Le troisième raisonnement juridique qui n'est pas celui que nous suivons est celui d'une nouvelle autorisation et c'est celui que vous prônez. Effectivement, depuis le début, nous considérons que les autorisations n'ont pas pris fin, qu'elles ont été octroyées à durée indéterminée et que la logique juridique veut que nous agissions conformément à la logique juridique de notre projet de loi, logique juridique qui a été utilisée et reconnue, je le constate. Je ne vais pas commenter une décision de justice mais vous avez vu que Greenpeace avait introduit une action en justice contre l'État belge devant le tribunal de première instance de Bruxelles en référé. Le jugement est sorti le 1er juin et dans ce jugement, on voit que le magistrat suit la logique juridique du gouvernement, à savoir que les autorisations qui sont fournies aux centrales, en l'espèce Tihange 1 (c'estTihange 1 qui est attaquée dans ce dossier) et Doel 1 et 2 (car Greenpeace a étendu son action dans le décours du procès), sont des autorisations qui sont fournies à durée indéterminée et que seule la permission de produire de l'électricité et de l'injecter dans le réseau a cessé et peut resurgir par le biais d'un cadre législatif. Voilà l'explication.

 

En ce qui concerne les amendements que vous avez déposés, nous verrons quel est l'avis du Conseil d'État et nous aurons l'occasion d'en rediscuter ultérieurement.

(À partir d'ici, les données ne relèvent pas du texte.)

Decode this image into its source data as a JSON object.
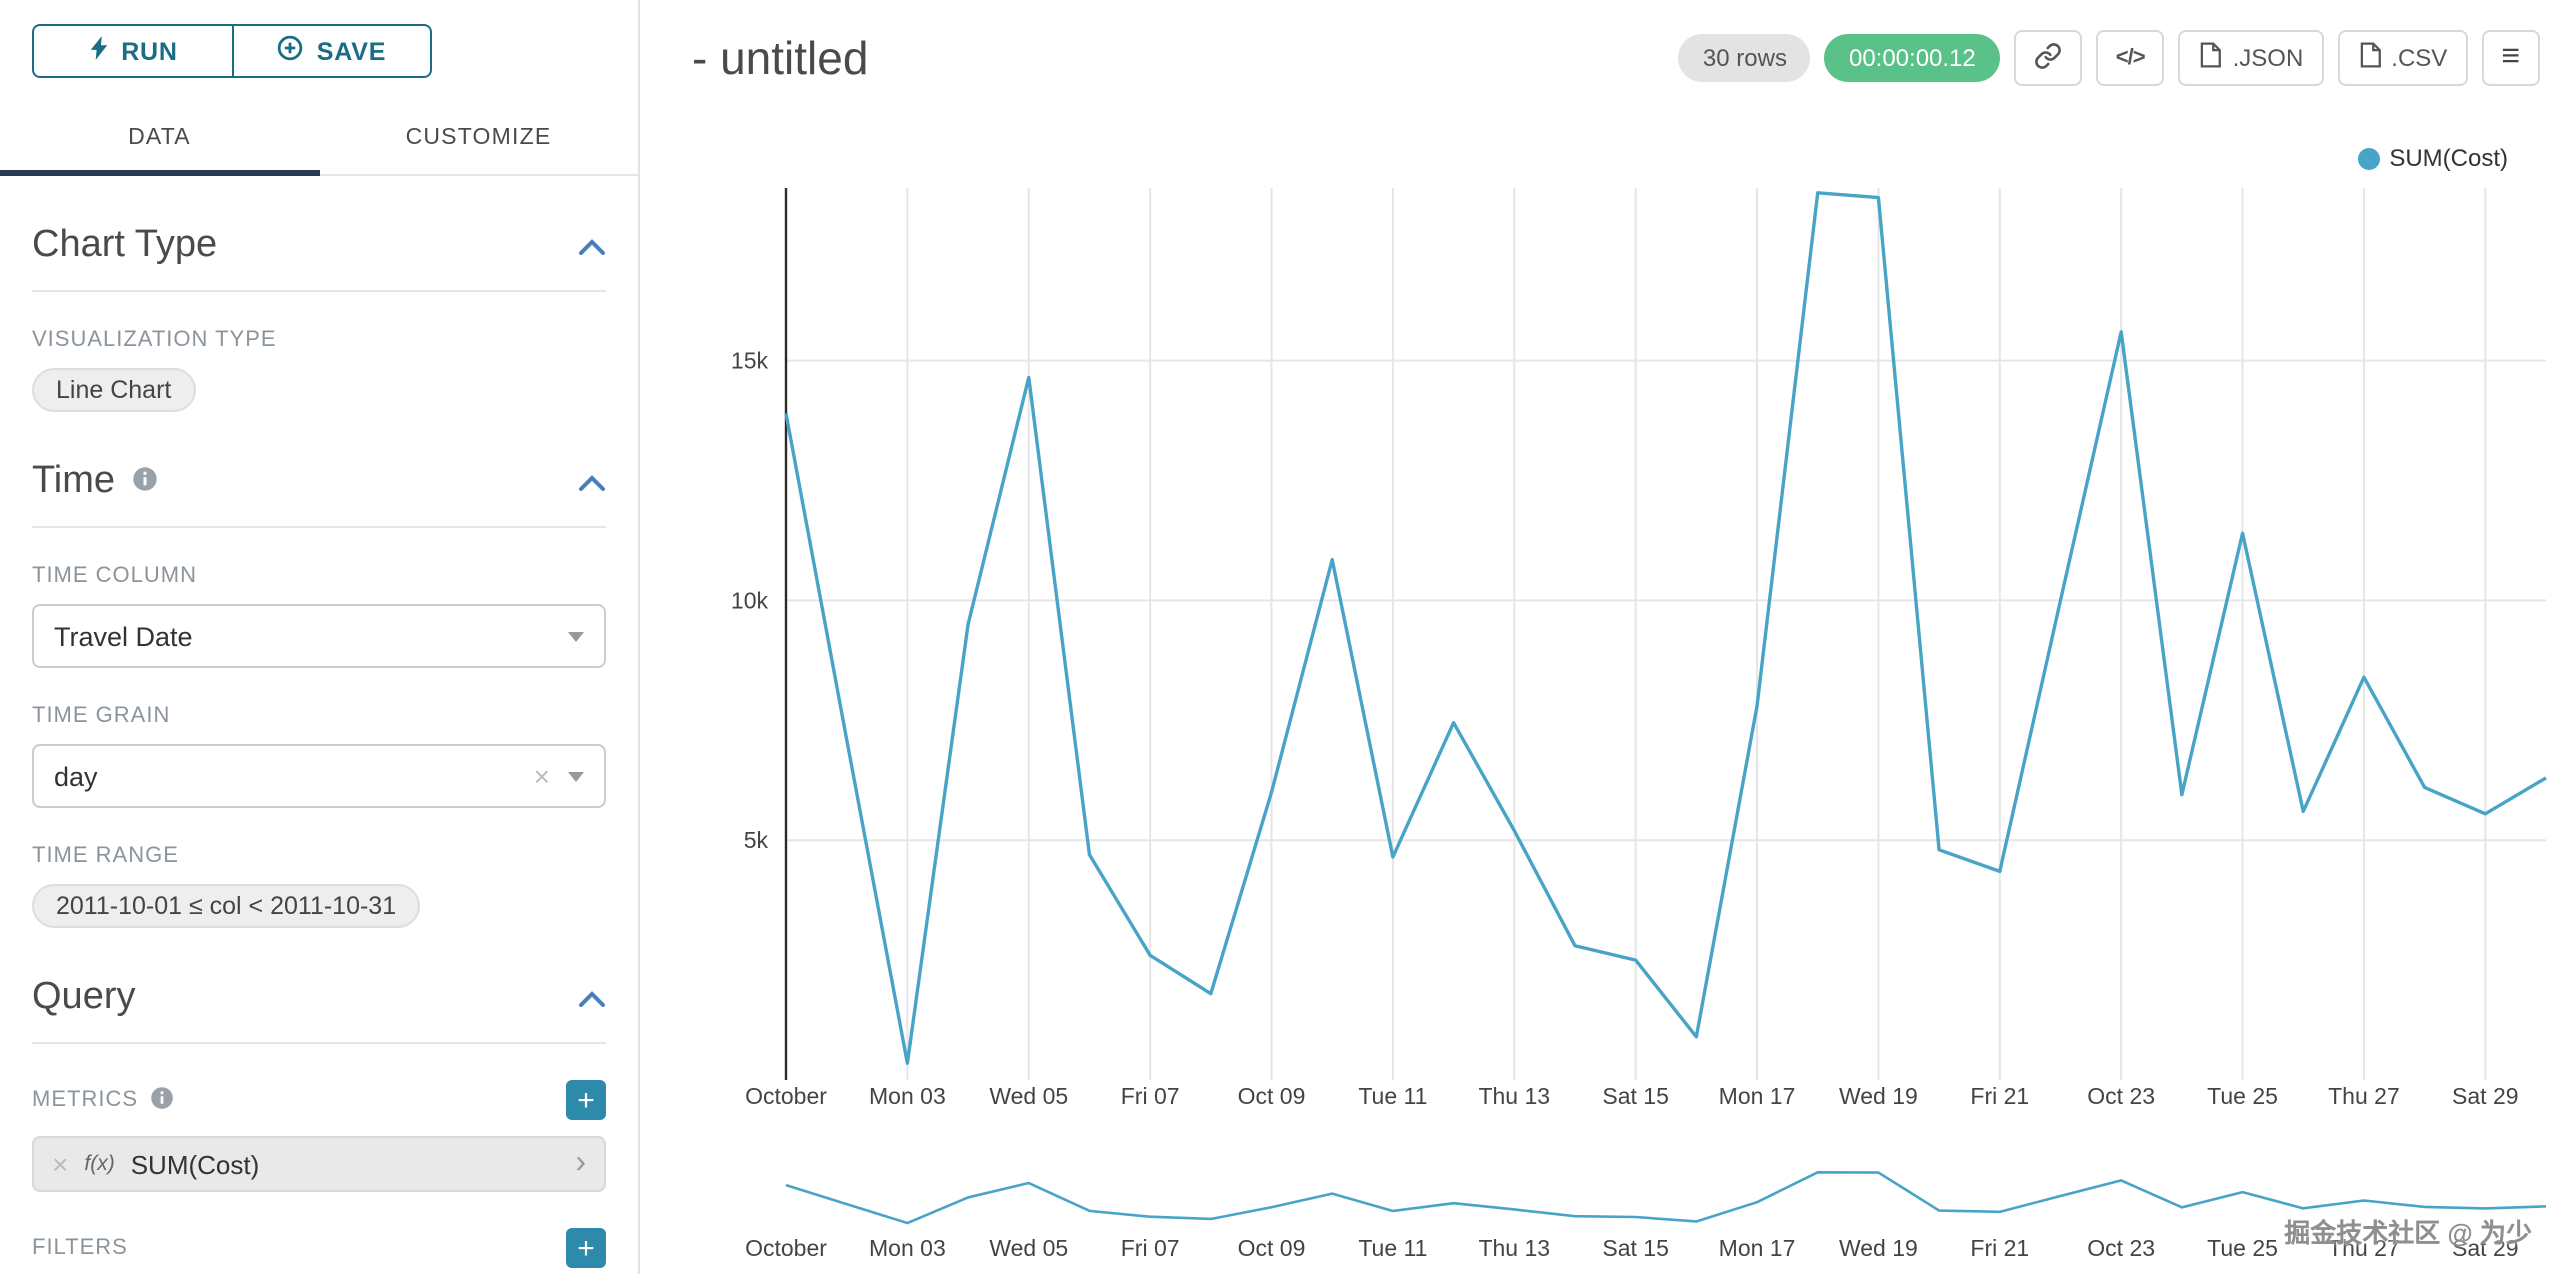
{
  "app": {
    "toolbar": {
      "run_label": "RUN",
      "save_label": "SAVE"
    },
    "tabs": {
      "data": "DATA",
      "customize": "CUSTOMIZE"
    },
    "sections": {
      "chart_type": {
        "title": "Chart Type",
        "viz_type_label": "VISUALIZATION TYPE",
        "viz_type_value": "Line Chart"
      },
      "time": {
        "title": "Time",
        "time_column_label": "TIME COLUMN",
        "time_column_value": "Travel Date",
        "time_grain_label": "TIME GRAIN",
        "time_grain_value": "day",
        "time_range_label": "TIME RANGE",
        "time_range_value": "2011-10-01 ≤ col < 2011-10-31"
      },
      "query": {
        "title": "Query",
        "metrics_label": "METRICS",
        "metric_fx": "f(x)",
        "metric_value": "SUM(Cost)",
        "filters_label": "FILTERS"
      }
    }
  },
  "header": {
    "title": "- untitled",
    "rows_badge": "30 rows",
    "timer_badge": "00:00:00.12",
    "json_label": ".JSON",
    "csv_label": ".CSV"
  },
  "legend": {
    "label": "SUM(Cost)"
  },
  "icons": {
    "clear": "×",
    "chevron_right": "›",
    "code": "</>",
    "menu": "≡"
  },
  "watermark": "掘金技术社区 @ 为少",
  "colors": {
    "line": "#48a4c6",
    "timer_green": "#5ac189",
    "accent": "#2e8aab",
    "run_save": "#1b6d85",
    "tab_underline": "#263b50",
    "chevron": "#4a7dbd",
    "grid": "#e6e6e6",
    "axis": "#2b2b2b"
  },
  "chart_data": {
    "type": "line",
    "title": "",
    "legend_position": "top-right",
    "grid": true,
    "x_unit": "day of October 2011",
    "x_days": 30,
    "series": [
      {
        "name": "SUM(Cost)",
        "values": [
          13900,
          7100,
          350,
          9500,
          14650,
          4700,
          2600,
          1800,
          6000,
          10850,
          4650,
          7450,
          5200,
          2800,
          2500,
          900,
          7800,
          18500,
          18400,
          4800,
          4350,
          10000,
          15600,
          5950,
          11400,
          5600,
          8400,
          6100,
          5550,
          6300
        ]
      }
    ],
    "x_tick_days": [
      1,
      3,
      5,
      7,
      9,
      11,
      13,
      15,
      17,
      19,
      21,
      23,
      25,
      27,
      29
    ],
    "x_tick_labels": [
      "October",
      "Mon 03",
      "Wed 05",
      "Fri 07",
      "Oct 09",
      "Tue 11",
      "Thu 13",
      "Sat 15",
      "Mon 17",
      "Wed 19",
      "Fri 21",
      "Oct 23",
      "Tue 25",
      "Thu 27",
      "Sat 29"
    ],
    "y_ticks": [
      5000,
      10000,
      15000
    ],
    "y_tick_labels": [
      "5k",
      "10k",
      "15k"
    ],
    "ylim": [
      0,
      18600
    ],
    "has_mini_chart": true
  }
}
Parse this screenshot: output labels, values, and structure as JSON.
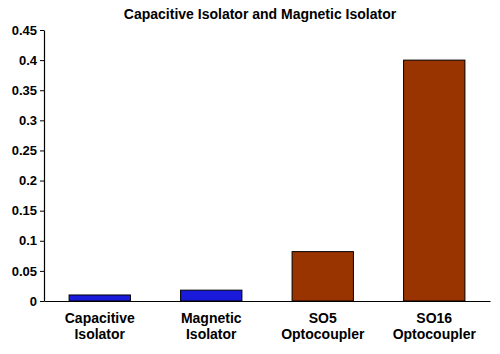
{
  "chart_data": {
    "type": "bar",
    "title": "Capacitive Isolator and Magnetic Isolator",
    "categories": [
      "Capacitive Isolator",
      "Magnetic Isolator",
      "SO5 Optocoupler",
      "SO16 Optocoupler"
    ],
    "values": [
      0.01,
      0.018,
      0.082,
      0.4
    ],
    "colors": [
      "#1a1adb",
      "#1a1adb",
      "#993300",
      "#993300"
    ],
    "ylim": [
      0,
      0.45
    ],
    "yticks": [
      0,
      0.05,
      0.1,
      0.15,
      0.2,
      0.25,
      0.3,
      0.35,
      0.4,
      0.45
    ],
    "grid": false
  }
}
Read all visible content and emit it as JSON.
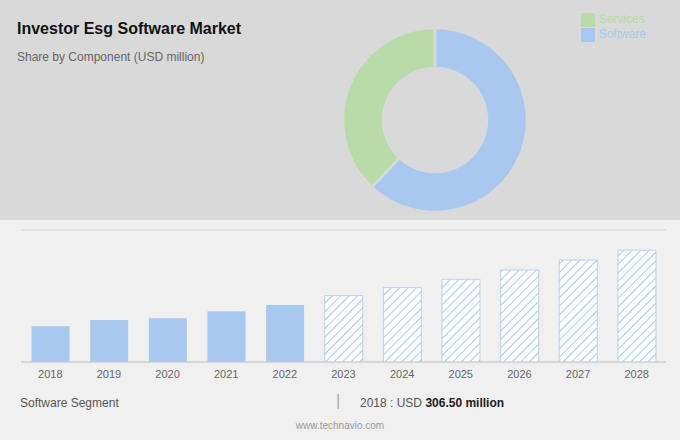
{
  "chart_data": [
    {
      "type": "pie",
      "title": "Investor Esg Software Market",
      "subtitle": "Share by Component (USD million)",
      "categories": [
        "Software",
        "Services"
      ],
      "values": [
        62,
        38
      ],
      "colors": [
        "#a8c8f0",
        "#b8dba8"
      ],
      "legend": "upper right"
    },
    {
      "type": "bar",
      "categories": [
        "2018",
        "2019",
        "2020",
        "2021",
        "2022",
        "2023",
        "2024",
        "2025",
        "2026",
        "2027",
        "2028"
      ],
      "series": [
        {
          "color": "#a8c8f0",
          "values": [
            306.5,
            360,
            375,
            435,
            490,
            null,
            null,
            null,
            null,
            null,
            null
          ]
        },
        {
          "color": "#a8c8f0",
          "line_style": "hatched",
          "values": [
            null,
            null,
            null,
            null,
            null,
            570,
            640,
            710,
            790,
            875,
            960
          ]
        }
      ],
      "ylim": [
        0,
        1132.8
      ],
      "yticks": [
        0,
        226.56,
        453.12,
        679.68,
        906.24,
        1132.8
      ],
      "grid": true,
      "tick_labels": "x",
      "annotations": [
        "Software Segment",
        "|",
        "2018 : USD ",
        "306.50 million",
        "www.technavio.com"
      ]
    }
  ]
}
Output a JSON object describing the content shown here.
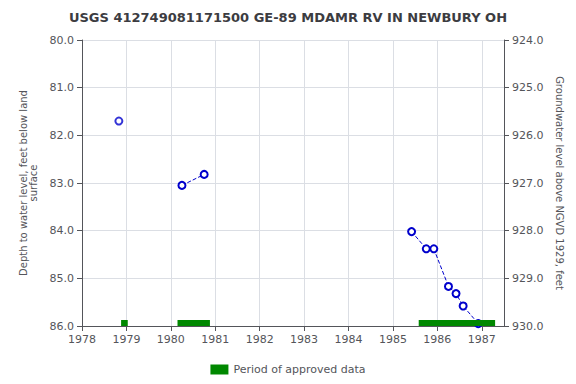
{
  "chart_data": {
    "type": "line",
    "title": "USGS 412749081171500 GE-89 MDAMR RV IN NEWBURY OH",
    "ylabel": "Depth to water level, feet below land\nsurface",
    "y2label": "Groundwater level above NGVD 1929, feet",
    "xlim": [
      1978,
      1987.5
    ],
    "xticks": [
      1978,
      1979,
      1980,
      1981,
      1982,
      1983,
      1984,
      1985,
      1986,
      1987
    ],
    "ylim": [
      86.0,
      80.0
    ],
    "yticks": [
      {
        "value": 80.0,
        "label": "80.0"
      },
      {
        "value": 81.0,
        "label": "81.0"
      },
      {
        "value": 82.0,
        "label": "82.0"
      },
      {
        "value": 83.0,
        "label": "83.0"
      },
      {
        "value": 84.0,
        "label": "84.0"
      },
      {
        "value": 85.0,
        "label": "85.0"
      },
      {
        "value": 86.0,
        "label": "86.0"
      }
    ],
    "y2lim": [
      930.0,
      924.0
    ],
    "y2ticks": [
      {
        "value": 930.0,
        "label": "930.0"
      },
      {
        "value": 929.0,
        "label": "929.0"
      },
      {
        "value": 928.0,
        "label": "928.0"
      },
      {
        "value": 927.0,
        "label": "927.0"
      },
      {
        "value": 926.0,
        "label": "926.0"
      },
      {
        "value": 925.0,
        "label": "925.0"
      },
      {
        "value": 924.0,
        "label": "924.0"
      }
    ],
    "grid": true,
    "legend": "bottom",
    "series": [
      {
        "type": "scatter",
        "color": "#0000cc",
        "marker": "circle",
        "x": [
          1978.83
        ],
        "values": [
          81.7
        ]
      },
      {
        "type": "line",
        "color": "#0000cc",
        "marker": "circle",
        "line_style": "dashed",
        "x": [
          1980.25,
          1980.75
        ],
        "values": [
          83.05,
          82.82
        ]
      },
      {
        "type": "line",
        "color": "#0000cc",
        "marker": "circle",
        "line_style": "dashed",
        "x": [
          1985.42,
          1985.75,
          1985.92,
          1986.25,
          1986.42,
          1986.58,
          1986.92
        ],
        "values": [
          84.02,
          84.38,
          84.38,
          85.17,
          85.32,
          85.58,
          85.95
        ]
      }
    ],
    "approved_periods": {
      "name": "Period of approved data",
      "color": "#008800",
      "ranges": [
        [
          1978.88,
          1979.03
        ],
        [
          1980.15,
          1980.88
        ],
        [
          1985.58,
          1987.3
        ]
      ]
    }
  }
}
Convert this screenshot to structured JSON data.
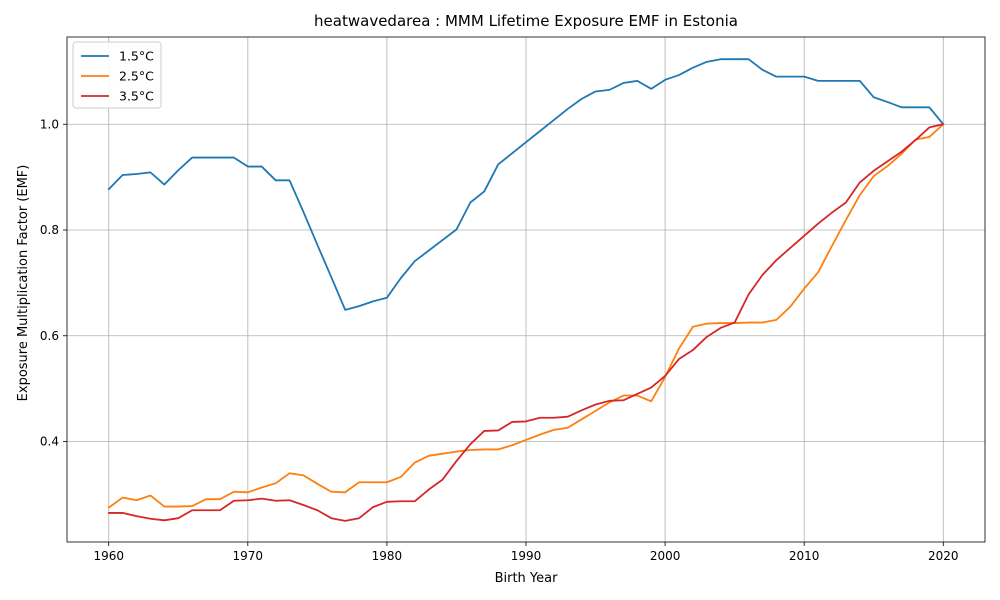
{
  "chart_data": {
    "type": "line",
    "title": "heatwavedarea : MMM Lifetime Exposure EMF in Estonia",
    "xlabel": "Birth Year",
    "ylabel": "Exposure Multiplication Factor (EMF)",
    "xlim": [
      1957,
      2023
    ],
    "ylim": [
      0.21,
      1.165
    ],
    "xticks": [
      1960,
      1970,
      1980,
      1990,
      2000,
      2010,
      2020
    ],
    "yticks": [
      0.4,
      0.6,
      0.8,
      1.0
    ],
    "xtick_labels": [
      "1960",
      "1970",
      "1980",
      "1990",
      "2000",
      "2010",
      "2020"
    ],
    "ytick_labels": [
      "0.4",
      "0.6",
      "0.8",
      "1.0"
    ],
    "grid": true,
    "legend_position": "top-left",
    "x": [
      1960,
      1961,
      1962,
      1963,
      1964,
      1965,
      1966,
      1967,
      1968,
      1969,
      1970,
      1971,
      1972,
      1973,
      1974,
      1975,
      1976,
      1977,
      1978,
      1979,
      1980,
      1981,
      1982,
      1983,
      1984,
      1985,
      1986,
      1987,
      1988,
      1989,
      1990,
      1991,
      1992,
      1993,
      1994,
      1995,
      1996,
      1997,
      1998,
      1999,
      2000,
      2001,
      2002,
      2003,
      2004,
      2005,
      2006,
      2007,
      2008,
      2009,
      2010,
      2011,
      2012,
      2013,
      2014,
      2015,
      2016,
      2017,
      2018,
      2019,
      2020
    ],
    "series": [
      {
        "name": "1.5°C",
        "color": "#1f77b4",
        "values": [
          0.877,
          0.904,
          0.906,
          0.909,
          0.886,
          0.913,
          0.937,
          0.937,
          0.937,
          0.937,
          0.92,
          0.92,
          0.894,
          0.894,
          0.834,
          0.772,
          0.711,
          0.649,
          0.656,
          0.665,
          0.672,
          0.709,
          0.741,
          0.761,
          0.781,
          0.801,
          0.852,
          0.873,
          0.924,
          0.945,
          0.966,
          0.987,
          1.008,
          1.029,
          1.048,
          1.062,
          1.065,
          1.078,
          1.082,
          1.067,
          1.084,
          1.093,
          1.107,
          1.118,
          1.123,
          1.123,
          1.123,
          1.103,
          1.09,
          1.09,
          1.09,
          1.082,
          1.082,
          1.082,
          1.082,
          1.051,
          1.042,
          1.032,
          1.032,
          1.032,
          1.0
        ]
      },
      {
        "name": "2.5°C",
        "color": "#ff7f0e",
        "values": [
          0.275,
          0.294,
          0.289,
          0.298,
          0.277,
          0.277,
          0.278,
          0.291,
          0.291,
          0.305,
          0.304,
          0.313,
          0.321,
          0.34,
          0.336,
          0.32,
          0.305,
          0.304,
          0.323,
          0.323,
          0.323,
          0.333,
          0.36,
          0.373,
          0.377,
          0.381,
          0.384,
          0.385,
          0.385,
          0.393,
          0.403,
          0.413,
          0.422,
          0.426,
          0.442,
          0.458,
          0.474,
          0.487,
          0.487,
          0.476,
          0.522,
          0.576,
          0.617,
          0.623,
          0.624,
          0.624,
          0.625,
          0.625,
          0.63,
          0.655,
          0.689,
          0.72,
          0.77,
          0.819,
          0.866,
          0.902,
          0.921,
          0.944,
          0.971,
          0.976,
          1.0
        ]
      },
      {
        "name": "3.5°C",
        "color": "#d62728",
        "values": [
          0.265,
          0.265,
          0.259,
          0.254,
          0.251,
          0.255,
          0.27,
          0.27,
          0.27,
          0.288,
          0.289,
          0.292,
          0.288,
          0.289,
          0.28,
          0.27,
          0.255,
          0.25,
          0.255,
          0.276,
          0.286,
          0.287,
          0.287,
          0.309,
          0.328,
          0.363,
          0.395,
          0.42,
          0.421,
          0.437,
          0.438,
          0.445,
          0.445,
          0.447,
          0.459,
          0.47,
          0.477,
          0.478,
          0.49,
          0.502,
          0.524,
          0.556,
          0.573,
          0.598,
          0.615,
          0.625,
          0.678,
          0.715,
          0.743,
          0.766,
          0.789,
          0.812,
          0.833,
          0.852,
          0.89,
          0.912,
          0.93,
          0.948,
          0.97,
          0.994,
          1.0
        ]
      }
    ]
  }
}
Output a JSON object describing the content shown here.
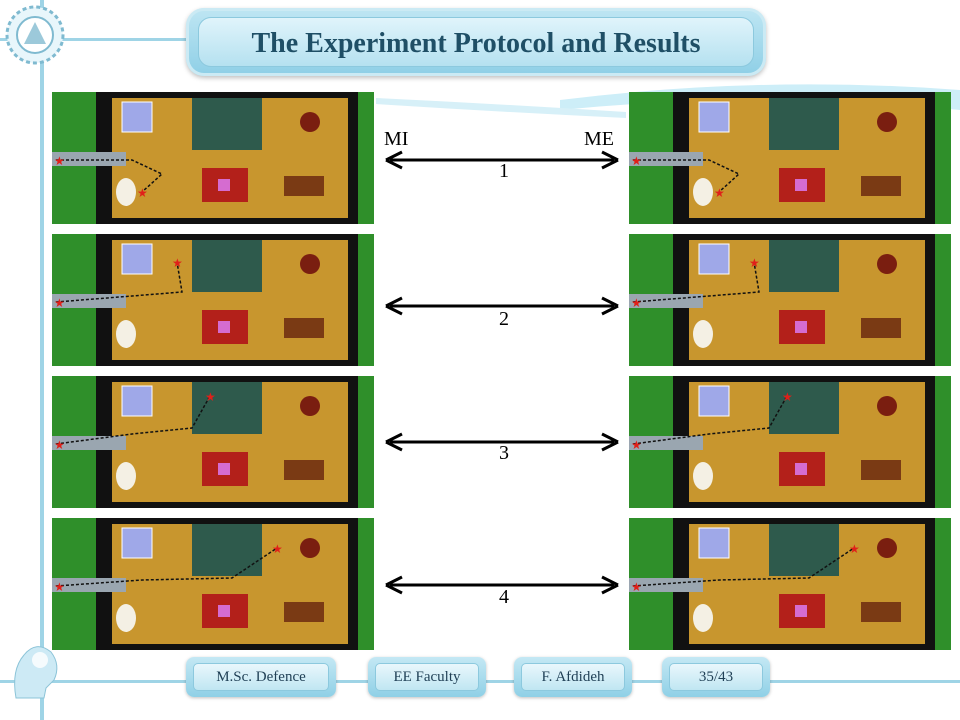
{
  "title": "The Experiment Protocol and Results",
  "labels": {
    "left": "MI",
    "right": "ME"
  },
  "rows": [
    {
      "number": "1"
    },
    {
      "number": "2"
    },
    {
      "number": "3"
    },
    {
      "number": "4"
    }
  ],
  "footer": {
    "item1": "M.Sc. Defence",
    "item2": "EE Faculty",
    "item3": "F. Afdideh",
    "page": "35/43"
  },
  "colors": {
    "accent": "#9fd4e6",
    "title_text": "#1f4f66",
    "floor": "#c8962e",
    "bathroom": "#2e5a4c",
    "grass": "#2f8f2a",
    "marker": "#e0201a"
  }
}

Réplique de Karine Lalieux

Monsieur le président, monsieur le vice-premier ministre, je ne remets évidemment pas en cause les procédures que vous avez citées. Nous en partageons le principe.

 

En revanche, voici la question que peut se poser légitimement ce parlement: qu'y a-t-il à cacher? Pourquoi a-t-on refusé à deux reprises l'audition de M. Bens? Je rappelle, comme vous l'avez fait très justement, que c'est l'AFCN qui devra donner son feu vert. De plus, le gouvernement a totalement changé d'optique par rapport à tous les gouvernements précédents. En effet, aucun expert étranger indépendant ne donnera son approbation avant l'autorisation de l'AFCN. En outre, vous n'acceptez pas que la personne qui a déstabilisé cette institution soit auditionnée au parlement. Cela me semble inacceptable!

 

Par ailleurs, nous ne sommes pas intervenus ici pour débattre d'une énième analyse juridique de ce projet de loi, mais pour savoir ce qu'il se passait au sein du gouvernement. Encore une fois, je vous demande de prendre vos responsabilités afin d'éviter une insécurité juridique et en termes d'approvisionnement pour le pays et une insécurité pour nos concitoyens. C'est pourquoi vous devez retirer ce projet de loi complètement chaotique.